Because they change over time and location, the data need to be constantly analysed for variances, and fraud indicators need to be adjusted accordingly. Furthermore, scenarios must also be extrapolated from existing data on a continual basis with variances and patterns determined by dynamic inputs from myriad global and localized sources.

The analytical system which is then developed can also ingest data on domestic entities and historical transactions. Once these data are introduced into the AI model, the following elements can be created:

  • Baseline indicators: definitive entity characteristics (company name, structure, location, business scope, commodity values, etc.).
  • Unique patterns: definitive relationships between entities (trading patterns, overlapping ownership structures, manufacturing locations, etc.).
  • Exclusive fraud indicators: definitive identifications of fraudulent behaviour of an entity (historical seizures, sanctioned commercial behaviour, legal judgments, etc.).

Models can be quickly trained to identify designated threat vectors, relevant only to specific countries or regions. This process covers restricted and prohibited items, as well tariff-specific selectivity parameters. National inputs regarding reference pricing and valuation models should also be integrated. For example, country-specific depreciation models for used vehicles, or highly specific commodities, are considered by the analytical models.

Real-world scenarios

The following example shows the assessment of a shipment of office furniture. Key analytical actions include:

  • classification through image retrieval and matching
  • adjacent tariff assessment
  • market value analysis based on thousands of reference inputs from historical, commercial and open-web data
  • real weight analysis from automatically retrieved manufacturer/distributor catalogues correlated with historical transactional data

For the assessment of consignments of used vehicles, it is important to be able to determine the model, value and true condition of the car.
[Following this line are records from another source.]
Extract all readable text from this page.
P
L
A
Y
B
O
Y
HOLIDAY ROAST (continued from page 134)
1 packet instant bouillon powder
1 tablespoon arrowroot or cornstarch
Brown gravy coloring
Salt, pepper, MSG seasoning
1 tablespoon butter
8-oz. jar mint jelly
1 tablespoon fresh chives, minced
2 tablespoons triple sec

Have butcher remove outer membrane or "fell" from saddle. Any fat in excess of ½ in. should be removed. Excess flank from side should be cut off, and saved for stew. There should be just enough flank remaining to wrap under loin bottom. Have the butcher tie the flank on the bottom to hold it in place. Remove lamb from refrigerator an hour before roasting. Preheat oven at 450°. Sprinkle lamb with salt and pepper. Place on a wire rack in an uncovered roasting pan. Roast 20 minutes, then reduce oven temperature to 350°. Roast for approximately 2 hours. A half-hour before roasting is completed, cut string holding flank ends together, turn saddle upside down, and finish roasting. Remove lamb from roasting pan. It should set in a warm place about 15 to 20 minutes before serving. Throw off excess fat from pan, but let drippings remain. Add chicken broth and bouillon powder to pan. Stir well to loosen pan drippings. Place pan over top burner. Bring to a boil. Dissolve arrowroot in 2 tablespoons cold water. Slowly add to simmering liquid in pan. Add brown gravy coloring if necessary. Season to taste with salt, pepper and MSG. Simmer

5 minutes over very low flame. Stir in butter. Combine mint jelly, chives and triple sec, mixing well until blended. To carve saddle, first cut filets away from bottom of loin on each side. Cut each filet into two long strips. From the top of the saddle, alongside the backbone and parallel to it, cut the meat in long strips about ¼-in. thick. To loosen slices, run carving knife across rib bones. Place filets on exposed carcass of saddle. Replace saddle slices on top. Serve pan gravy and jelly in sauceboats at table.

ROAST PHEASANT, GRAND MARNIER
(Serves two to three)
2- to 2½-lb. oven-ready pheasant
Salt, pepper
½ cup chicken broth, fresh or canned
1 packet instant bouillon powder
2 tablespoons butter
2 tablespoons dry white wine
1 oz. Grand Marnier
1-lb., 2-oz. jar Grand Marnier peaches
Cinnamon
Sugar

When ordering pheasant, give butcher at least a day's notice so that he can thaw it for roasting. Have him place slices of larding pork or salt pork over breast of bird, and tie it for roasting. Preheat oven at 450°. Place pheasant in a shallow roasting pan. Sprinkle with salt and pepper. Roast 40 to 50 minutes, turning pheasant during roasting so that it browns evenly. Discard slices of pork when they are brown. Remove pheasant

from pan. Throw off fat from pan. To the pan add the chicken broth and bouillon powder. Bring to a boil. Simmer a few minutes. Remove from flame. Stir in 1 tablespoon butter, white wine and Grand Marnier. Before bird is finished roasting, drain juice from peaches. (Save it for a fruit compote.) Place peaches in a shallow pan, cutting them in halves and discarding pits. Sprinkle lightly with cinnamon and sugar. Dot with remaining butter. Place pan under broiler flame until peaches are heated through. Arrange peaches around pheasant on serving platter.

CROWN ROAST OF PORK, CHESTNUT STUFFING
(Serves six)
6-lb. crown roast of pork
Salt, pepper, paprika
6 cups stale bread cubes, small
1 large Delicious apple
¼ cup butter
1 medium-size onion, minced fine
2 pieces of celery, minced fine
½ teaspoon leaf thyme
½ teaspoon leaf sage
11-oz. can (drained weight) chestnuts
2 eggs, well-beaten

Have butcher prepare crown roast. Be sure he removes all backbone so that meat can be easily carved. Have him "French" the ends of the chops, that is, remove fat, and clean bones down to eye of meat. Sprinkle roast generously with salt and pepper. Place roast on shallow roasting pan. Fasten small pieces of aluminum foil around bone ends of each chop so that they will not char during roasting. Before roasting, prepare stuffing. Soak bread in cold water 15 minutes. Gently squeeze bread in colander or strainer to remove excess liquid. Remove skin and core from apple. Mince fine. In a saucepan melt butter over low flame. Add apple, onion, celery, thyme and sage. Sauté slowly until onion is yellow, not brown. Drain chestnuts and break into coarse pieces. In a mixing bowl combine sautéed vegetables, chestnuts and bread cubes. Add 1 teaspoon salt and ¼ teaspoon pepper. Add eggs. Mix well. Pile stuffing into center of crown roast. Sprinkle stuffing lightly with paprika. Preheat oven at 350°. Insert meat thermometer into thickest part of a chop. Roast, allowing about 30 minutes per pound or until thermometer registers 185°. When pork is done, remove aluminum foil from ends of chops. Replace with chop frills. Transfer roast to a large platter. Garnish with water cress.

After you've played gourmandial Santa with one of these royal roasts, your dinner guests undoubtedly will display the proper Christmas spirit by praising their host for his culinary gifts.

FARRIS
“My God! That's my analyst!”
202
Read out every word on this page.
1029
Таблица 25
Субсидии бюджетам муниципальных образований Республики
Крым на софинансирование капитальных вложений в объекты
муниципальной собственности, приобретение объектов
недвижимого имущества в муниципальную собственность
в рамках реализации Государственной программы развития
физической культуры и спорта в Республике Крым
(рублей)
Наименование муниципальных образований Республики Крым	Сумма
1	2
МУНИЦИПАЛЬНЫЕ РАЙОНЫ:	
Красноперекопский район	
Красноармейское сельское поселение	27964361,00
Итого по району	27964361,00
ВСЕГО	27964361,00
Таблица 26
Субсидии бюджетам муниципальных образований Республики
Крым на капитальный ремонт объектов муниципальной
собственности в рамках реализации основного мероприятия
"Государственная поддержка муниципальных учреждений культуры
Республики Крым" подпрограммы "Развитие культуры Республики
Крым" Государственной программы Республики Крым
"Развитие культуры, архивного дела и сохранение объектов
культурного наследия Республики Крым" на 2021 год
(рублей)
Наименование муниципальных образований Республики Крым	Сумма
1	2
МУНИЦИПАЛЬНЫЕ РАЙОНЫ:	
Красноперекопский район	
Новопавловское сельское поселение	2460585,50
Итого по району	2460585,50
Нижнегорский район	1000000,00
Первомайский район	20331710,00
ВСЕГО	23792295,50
Key analytical actions include determining the correlation between the declared vehicle identification number (VIN) and the image of the car, the provided documentation, and the declared mileage. An analysis is also carried out digitally to assess any damage or anomalies, the pricing and valuation of the vehicle and the accuracy of the declared title status.
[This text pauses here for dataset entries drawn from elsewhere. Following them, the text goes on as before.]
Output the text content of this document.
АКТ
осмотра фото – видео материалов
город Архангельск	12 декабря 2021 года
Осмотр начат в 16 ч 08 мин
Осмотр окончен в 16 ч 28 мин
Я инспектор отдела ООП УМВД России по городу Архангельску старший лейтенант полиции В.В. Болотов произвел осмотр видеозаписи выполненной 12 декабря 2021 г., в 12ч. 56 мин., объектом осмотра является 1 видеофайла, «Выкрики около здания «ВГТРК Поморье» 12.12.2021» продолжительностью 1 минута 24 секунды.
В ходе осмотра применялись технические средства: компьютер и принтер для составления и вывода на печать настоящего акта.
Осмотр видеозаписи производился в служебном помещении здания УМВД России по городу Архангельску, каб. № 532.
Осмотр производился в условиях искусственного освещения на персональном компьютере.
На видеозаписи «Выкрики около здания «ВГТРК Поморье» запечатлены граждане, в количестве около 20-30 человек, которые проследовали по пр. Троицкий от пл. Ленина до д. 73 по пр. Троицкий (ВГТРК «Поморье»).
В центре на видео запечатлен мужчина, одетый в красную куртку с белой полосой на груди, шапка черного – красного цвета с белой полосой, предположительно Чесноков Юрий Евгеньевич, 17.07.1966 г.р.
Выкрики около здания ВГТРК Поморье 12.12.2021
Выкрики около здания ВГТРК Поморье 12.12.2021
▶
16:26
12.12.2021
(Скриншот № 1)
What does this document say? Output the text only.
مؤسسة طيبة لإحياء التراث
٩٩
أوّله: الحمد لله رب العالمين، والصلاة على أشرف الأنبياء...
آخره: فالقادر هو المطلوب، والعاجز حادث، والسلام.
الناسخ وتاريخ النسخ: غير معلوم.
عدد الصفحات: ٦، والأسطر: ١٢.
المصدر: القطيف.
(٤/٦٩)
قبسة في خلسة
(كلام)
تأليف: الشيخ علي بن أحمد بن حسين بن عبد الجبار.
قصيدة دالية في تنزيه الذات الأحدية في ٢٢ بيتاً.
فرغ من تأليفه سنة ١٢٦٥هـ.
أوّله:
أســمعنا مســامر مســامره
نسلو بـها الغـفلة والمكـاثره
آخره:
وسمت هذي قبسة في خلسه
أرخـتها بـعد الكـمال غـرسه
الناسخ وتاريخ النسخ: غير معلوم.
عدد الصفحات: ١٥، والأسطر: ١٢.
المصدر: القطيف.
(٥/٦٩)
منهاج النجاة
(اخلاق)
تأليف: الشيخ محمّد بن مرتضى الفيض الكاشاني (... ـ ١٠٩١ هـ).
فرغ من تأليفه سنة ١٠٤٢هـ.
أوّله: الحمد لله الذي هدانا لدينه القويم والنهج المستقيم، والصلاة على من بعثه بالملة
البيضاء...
For common goods such as household appliances which are highly prone to fraud and require resource intensive inspections, key digital analytical actions include:

  • assessing the scope of the shipper and importer and the goods in which they trade
  • analysing the structure and history of the companies involved
  • checking for relevant past infractions at the global level analysing beneficial ownership structures

Cooperating to build data ecosystems

Analytical tools leveraging multi-dimensional data are fast becoming an integral and irreplaceable component of the Customs data ecosystem. As more global and local data come into play, AI models can be sharpened, and the scenarios developed will become deeper and more accurate.
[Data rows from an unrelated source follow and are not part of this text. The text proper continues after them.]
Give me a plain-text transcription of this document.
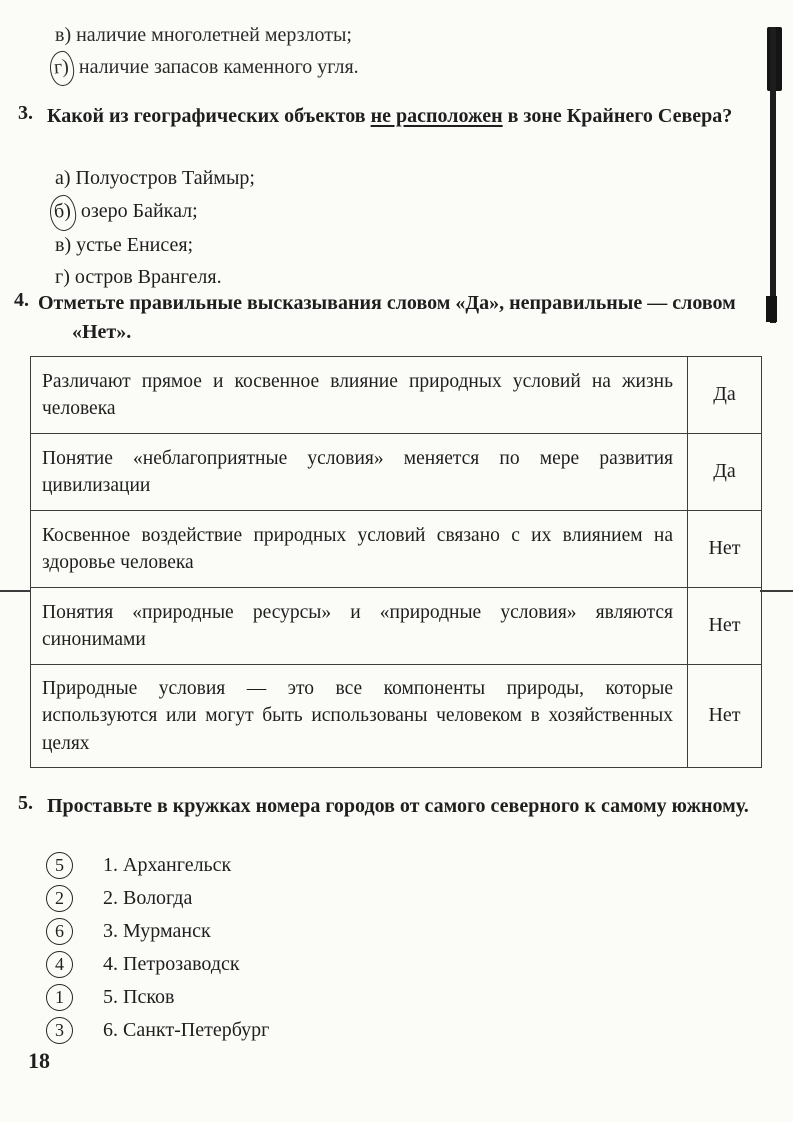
в) наличие многолетней мерзлоты;
г) наличие запасов каменного угля.
3. Какой из географических объектов не расположен в зоне Крайнего Севера?
а) Полуостров Таймыр;
б) озеро Байкал;
в) устье Енисея;
г) остров Врангеля.
4. Отметьте правильные высказывания словом «Да», неправильные — словом «Нет».
Различают прямое и косвенное влияние природных условий на жизнь человека	Да
Понятие «неблагоприятные условия» меняется по мере развития цивилизации	Да
Косвенное воздействие природных условий связано с их влиянием на здоровье человека	Нет
Понятия «природные ресурсы» и «природные условия» являются синонимами	Нет
Природные условия — это все компоненты природы, которые используются или могут быть использованы человеком в хозяйственных целях	Нет
5. Проставьте в кружках номера городов от самого северного к самому южному.
5	1. Архангельск
2	2. Вологда
6	3. Мурманск
4	4. Петрозаводск
1	5. Псков
3	6. Санкт-Петербург
18
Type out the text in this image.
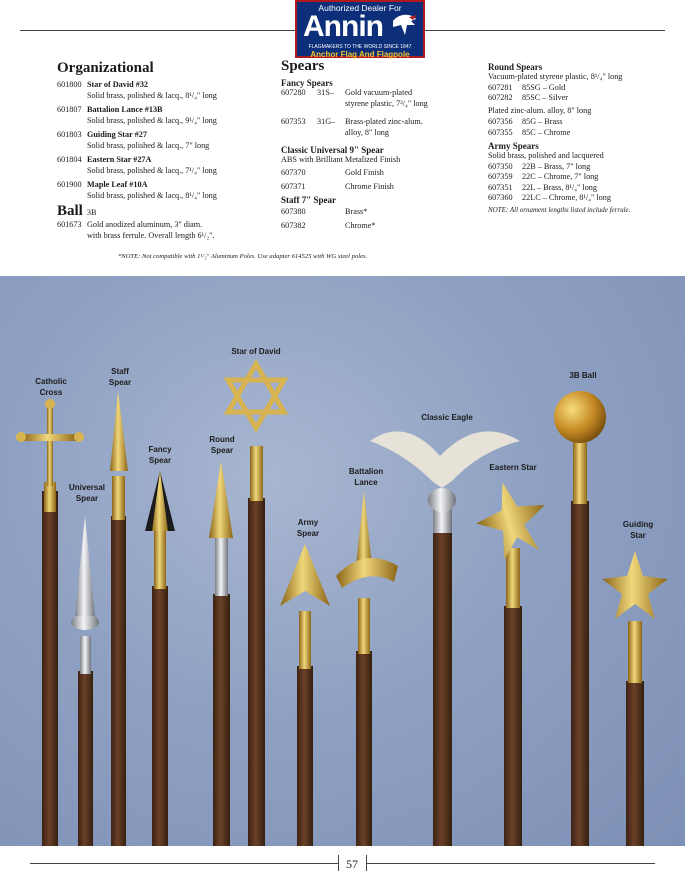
Authorized Dealer For
Annin
FLAGMAKERS TO THE WORLD SINCE 1847
Anchor Flag And Flagpole
Organizational
601800 Star of David #32
Solid brass, polished & lacq., 8¹/₄" long
601807 Battalion Lance #13B
Solid brass, polished & lacq., 9¹/₄" long
601803 Guiding Star #27
Solid brass, polished & lacq., 7" long
601804 Eastern Star #27A
Solid brass, polished & lacq., 7¹/₄" long
601900 Maple Leaf #10A
Solid brass, polished & lacq., 8¹/₄" long
Ball 3B
601673 Gold anodized aluminum, 3" diam.
with brass ferrule. Overall length 6¹/₂".
*NOTE: Not compatible with 1¹/₂" Aluminum Poles. Use adapter 614525 with WG steel poles.
Spears
Fancy Spears
607280 31S– Gold vacuum-plated
styrene plastic, 7³/₄" long
607353 31G– Brass-plated zinc-alum.
alloy, 8" long
Classic Universal 9" Spear
ABS with Brilliant Metalized Finish
607370	Gold Finish
607371	Chrome Finish
Staff 7" Spear
607380	Brass*
607382	Chrome*
Round Spears
Vacuum-plated styrene plastic, 8¹/₄" long
607281 85SG – Gold
607282 85SC – Silver
Plated zinc-alum. alloy, 8" long
607356 85G – Brass
607355 85C – Chrome
Army Spears
Solid brass, polished and lacquered
607350 22B – Brass, 7" long
607359 22C – Chrome, 7" long
607351 22L – Brass, 8¹/₄" long
607360 22LC – Chrome, 8¹/₄" long
NOTE: All ornament lengths listed include ferrule.
Catholic
Cross
Universal
Spear
Staff
Spear
Fancy
Spear
Round
Spear
Star of David
Army
Spear
Battalion
Lance
Classic Eagle
Eastern Star
3B Ball
Guiding
Star
57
As the Data Revolution continues to unfold, Customs administrations can solve many challenges by using appropriate technology. Valuing and inspecting cross-border e‑commerce shipments can be facilitated, the release of critical goods accelerated, audit structures designed to be more flexible, origin attribution verified, and AEO application and monitoring made easy.

Bearing all that in mind, there is fertile ground for public/private-sector cooperation. By mutually leveraging their respective capabilities and capital in operational, regulatory, and technological realms, the public and private sectors can create a reliable and high-performing data ecosystem.